Hi folks,
Recently, I downloaded Parallel Studio XE 2011. I ran Inspector XE
on my scientific simulation code in order to find OpenMP data races.
The Inspector reported many race conditions at Fortran allocate/deallocate
statements within parallel regions. However, trying to figure out which
allocate is declared as data race, it turned out that the behavior doesn't
seem to be deterministic.
So I came up with this trivial test problem:
program omp_alloc implicit none integer, dimension(:), allocatable :: a !$omp parallel private(a) allocate(a(10)) deallocate(a) !$omp end parallel end program omp_alloc
> ifort --version
ifort (IFORT) 12.0.2 20110112
Copyright (C) 1985-2011 Intel Corporation.

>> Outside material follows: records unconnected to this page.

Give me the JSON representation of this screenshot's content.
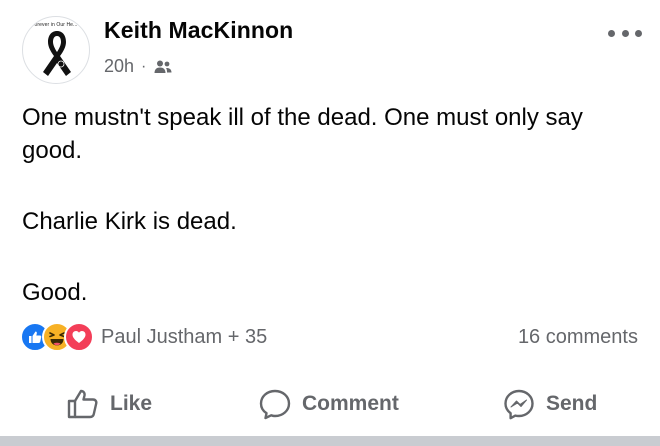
{
  "post": {
    "author": "Keith MacKinnon",
    "avatar_caption": "orever in Our He...",
    "time": "20h",
    "separator": "·",
    "audience_icon": "friends-icon",
    "more_icon": "more-horizontal-icon",
    "body": [
      "One mustn't speak ill of the dead. One must only say good.",
      "Charlie Kirk is dead.",
      "Good."
    ],
    "reactions": {
      "icons": [
        "like-reaction-icon",
        "haha-reaction-icon",
        "love-reaction-icon"
      ],
      "summary": "Paul Justham + 35"
    },
    "comments_count": "16 comments",
    "actions": {
      "like": "Like",
      "comment": "Comment",
      "send": "Send"
    }
  },
  "colors": {
    "text_primary": "#050505",
    "text_secondary": "#65676b",
    "like_blue": "#1877f2",
    "haha_yellow": "#f7b125",
    "love_red": "#f33e58",
    "messenger_icon": "#65676b"
  }
}
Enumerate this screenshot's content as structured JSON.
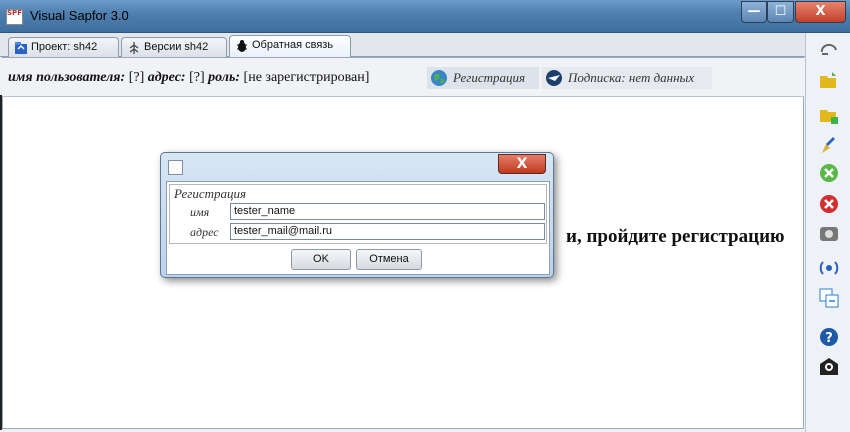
{
  "window": {
    "title": "Visual Sapfor 3.0",
    "app_icon_text": "SPF",
    "minimize": "—",
    "maximize": "☐",
    "close": "X"
  },
  "tabs": [
    {
      "label": "Проект: sh42",
      "icon": "project-icon"
    },
    {
      "label": "Версии sh42",
      "icon": "versions-tree-icon"
    },
    {
      "label": "Обратная связь",
      "icon": "feedback-bug-icon",
      "active": true
    }
  ],
  "userbar": {
    "user_label": "имя пользователя:",
    "user_value": "[?]",
    "address_label": "адрес:",
    "address_value": "[?]",
    "role_label": "роль:",
    "role_value": "[не зарегистрирован]",
    "register_link": "Регистрация",
    "subscription_link": "Подписка: нет данных"
  },
  "background_message": "и, пройдите регистрацию",
  "dialog": {
    "section_title": "Регистрация",
    "name_label": "имя",
    "name_value": "tester_name",
    "address_label": "адрес",
    "address_value": "tester_mail@mail.ru",
    "ok_label": "OK",
    "cancel_label": "Отмена",
    "close": "X"
  },
  "sidebar_icons": [
    "sync-icon",
    "open-folder-icon",
    "new-folder-icon",
    "clean-brush-icon",
    "confirm-icon",
    "cancel-icon",
    "camera-icon",
    "signal-icon",
    "translate-icon",
    "help-icon",
    "mail-icon"
  ],
  "colors": {
    "titlebar": "#4f80b0",
    "close_button": "#c2412a",
    "panel": "#ffffff"
  }
}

All rights reserved.
> ifort -openmp -g omp_alloc.F90
> inspxe-cl --version
Intel Inspector XE 2011 Update 2 (build 134657) Command Line tool
Copyright (C) 2009-2011 Intel Corporation. All rights reserved.
> export OMP_NUM_THREADS=4
> inspxe-cl -collect ti3 -- ./a.out
Used suppression file(s): []
1 new problem(s) found
1 Data race problem(s) detected
Inspecting the data race with the GUI, it points to the allocate/deallocate statments.
The data race is not reported in a deterministic fashion. However, increasing the
number of threads over the number of available cores drastically increases the
probability for the data race to be reported.
What is going on here? Is that really a data race or just a false positive?